Northern Ireland’s political parties are tied exclusively to religion, and for all intents and purposes the two—religion and politics—are the same. Unionists and loyalists are Protestant, while nationalists are Catholic. These centuries-old religious divisions (dating back to the Battle of the Boyne and the economic hardships of the 1800s) have been engrained into Belfast’s present-day reality, manifesting themselves in the form of flag protests and rioting throughout the city.

Yet in the midst of affirming my darkest suspicions about organized religion, I also found good. Experiencing St. Patrick’s Day mass in Dublin, speaking with women’s rights activists and discussing the changing state of the Church with my Catholic classmates showed me another side of what faith could be and do. 

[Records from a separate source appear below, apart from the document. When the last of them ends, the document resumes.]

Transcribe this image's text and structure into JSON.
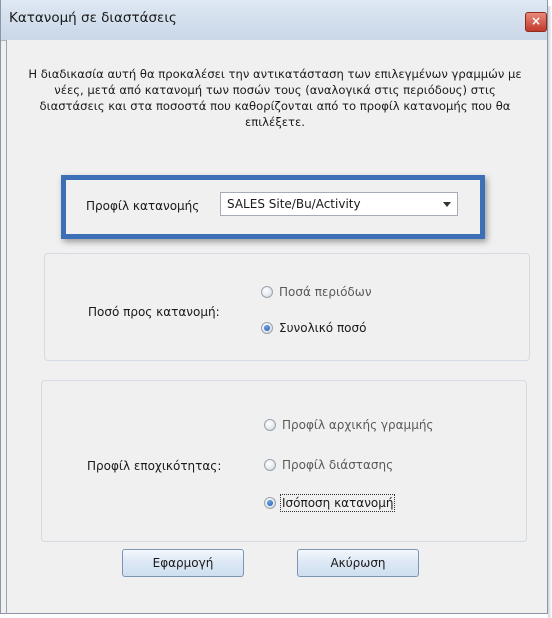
{
  "window": {
    "title": "Κατανομή σε διαστάσεις",
    "close_glyph": "×"
  },
  "description": "Η διαδικασία αυτή θα προκαλέσει την αντικατάσταση των επιλεγμένων γραμμών με νέες, μετά από κατανομή των ποσών τους (αναλογικά στις περιόδους) στις διαστάσεις και στα ποσοστά που καθορίζονται από το προφίλ κατανομής που θα επιλέξετε.",
  "allocation_profile": {
    "label": "Προφίλ κατανομής",
    "selected": "SALES Site/Bu/Activity"
  },
  "amount_group": {
    "label": "Ποσό προς κατανομή:",
    "options": [
      {
        "label": "Ποσά περιόδων",
        "checked": false,
        "enabled": false
      },
      {
        "label": "Συνολικό ποσό",
        "checked": true,
        "enabled": true
      }
    ]
  },
  "seasonality_group": {
    "label": "Προφίλ εποχικότητας:",
    "options": [
      {
        "label": "Προφίλ αρχικής γραμμής",
        "checked": false,
        "enabled": false
      },
      {
        "label": "Προφίλ διάστασης",
        "checked": false,
        "enabled": false
      },
      {
        "label": "Ισόποση κατανομή",
        "checked": true,
        "enabled": true
      }
    ]
  },
  "buttons": {
    "apply": "Εφαρμογή",
    "cancel": "Ακύρωση"
  },
  "colors": {
    "highlight_border": "#3d6fb6",
    "dialog_background": "#f0f0f0",
    "close_button": "#c0392b"
  }
}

Ruth Bowie's faith helped her through her hardships, and helped me see the good in religion (Sarah Parvini).
Ruth Bowie's faith helped her through her hardships, and helped me see the good in religion (Sarah Parvini).
While reporting in Ireland, I took a cab from Dublin’s city center to the outskirts of town to meet with Ruth Bowie, a woman who had traveled to England to have an abortion. Bowie’s local doctors knew that her child would not survive outside the womb, but they refused to sign off on the procedure because it was against the law. Bowie felt demonized by her doctors for seeking termination for a pregnancy destined for tragedy. She hid the news from her Catholic friends and said she had a miscarriage.

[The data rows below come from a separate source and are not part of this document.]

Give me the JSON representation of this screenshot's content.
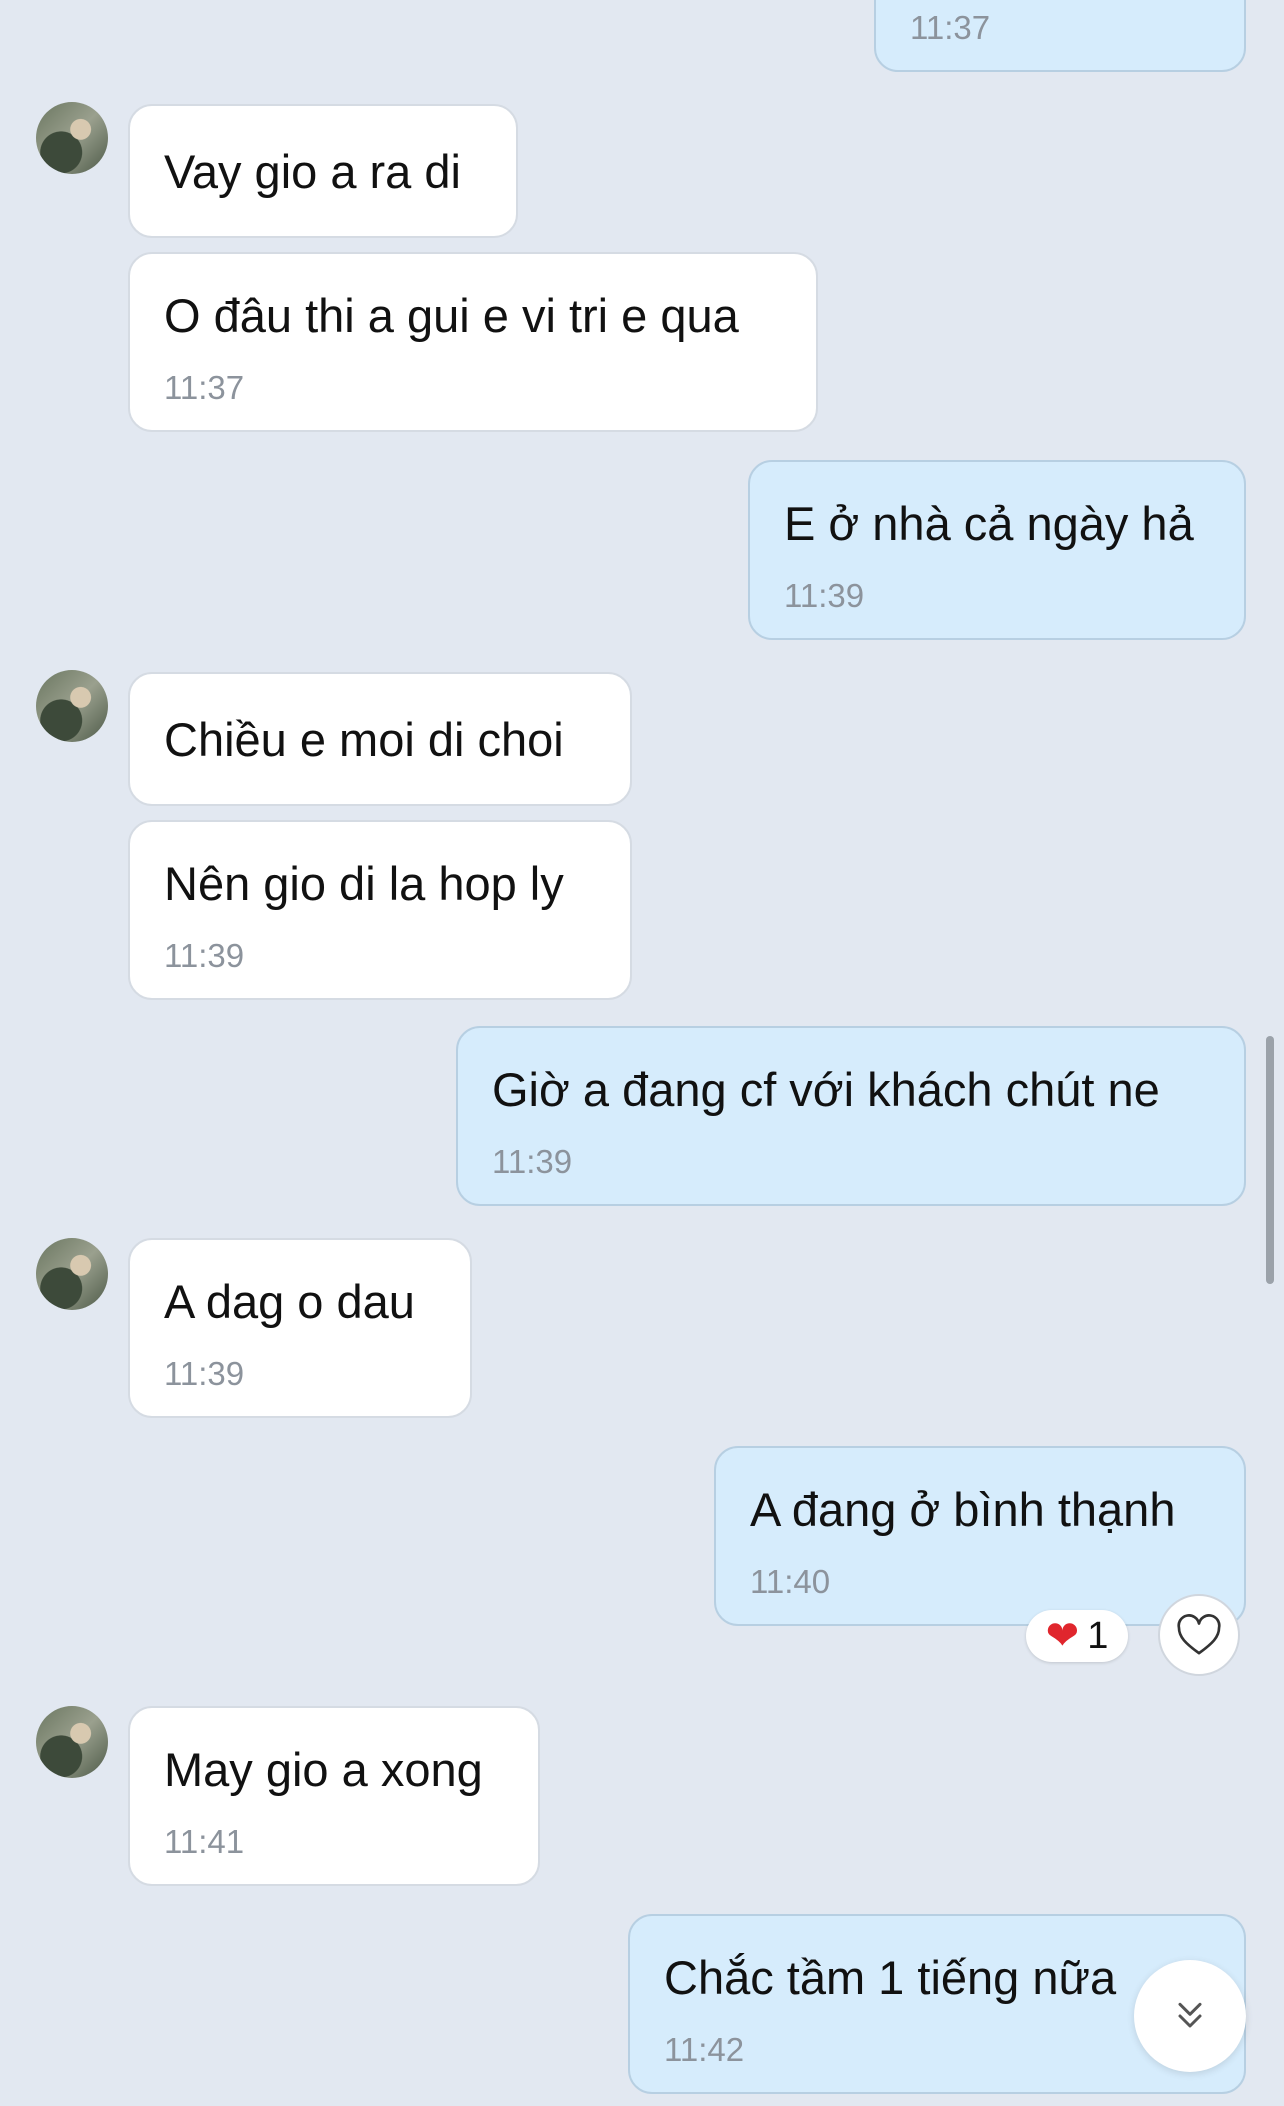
{
  "colors": {
    "background": "#e2e8f1",
    "incoming_bubble": "#ffffff",
    "outgoing_bubble": "#d6ecfc",
    "timestamp": "#8c939c",
    "reaction_heart": "#e0262d"
  },
  "messages": [
    {
      "direction": "out",
      "text": "",
      "time": "11:37"
    },
    {
      "direction": "in",
      "text": "Vay gio a ra di",
      "time": ""
    },
    {
      "direction": "in",
      "text": "O đâu thi a gui e vi tri e qua",
      "time": "11:37"
    },
    {
      "direction": "out",
      "text": "E ở nhà cả ngày hả",
      "time": "11:39"
    },
    {
      "direction": "in",
      "text": "Chiều e moi di choi",
      "time": ""
    },
    {
      "direction": "in",
      "text": "Nên gio di la hop ly",
      "time": "11:39"
    },
    {
      "direction": "out",
      "text": "Giờ a đang cf với khách chút ne",
      "time": "11:39"
    },
    {
      "direction": "in",
      "text": "A dag o dau",
      "time": "11:39"
    },
    {
      "direction": "out",
      "text": "A đang ở bình thạnh",
      "time": "11:40"
    },
    {
      "direction": "in",
      "text": "May gio a xong",
      "time": "11:41"
    },
    {
      "direction": "out",
      "text": "Chắc tầm 1 tiếng nữa",
      "time": "11:42"
    }
  ],
  "reaction": {
    "icon": "heart-emoji",
    "count": "1"
  },
  "icons": {
    "react": "heart-outline-icon",
    "scroll_down": "double-chevron-down-icon"
  }
}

Despite this, when asked if her hardships shook her beliefs she described herself as a woman of “strong faith.” It was this unyielding faith in God—and her gratitude toward Him—that got her though the heartbreak. 

Bowie has a son now, Dougie, and she thanks God for him too.

Bowie’s experience helped me to realize the value of religion. In the face of despair, she and her family had a rock to lean on. Instead of being crippled by society’s condemnation of abortion, they called on their faith to guide them through tumultuous times. Religion helped Bowie see the light in the darkness. 


I’d like to think my lack of religion has allowed me to approach reporting through a different lens. True, I didn’t have the foundation of each Catholic rite of passage to draw on, but I saw that as an advantage. To me, the conflicts I saw in Belfast weren’t part of a complex and tangled web. They were a longstanding sectarian discord between Catholics and Protestants, with both seeking to preserve the significance of their political identity in the region. Perhaps I was able to understand both sides because neither was my own. 

I had no horse in the race, but just because I’m not placing a bet doesn’t mean I can’t enjoy watching the sport. My brief time reporting on Catholicism taught me an invaluable lesson: whether or not you subscribe to a particular faith, religion plays an integral role in the world around us.

Regardless of topic—be it a social issue like immigration, a rivalry between soccer teams, or the role a language can play in religious identity—religion permeates the stories we tell. There’s no denying its ubiquity.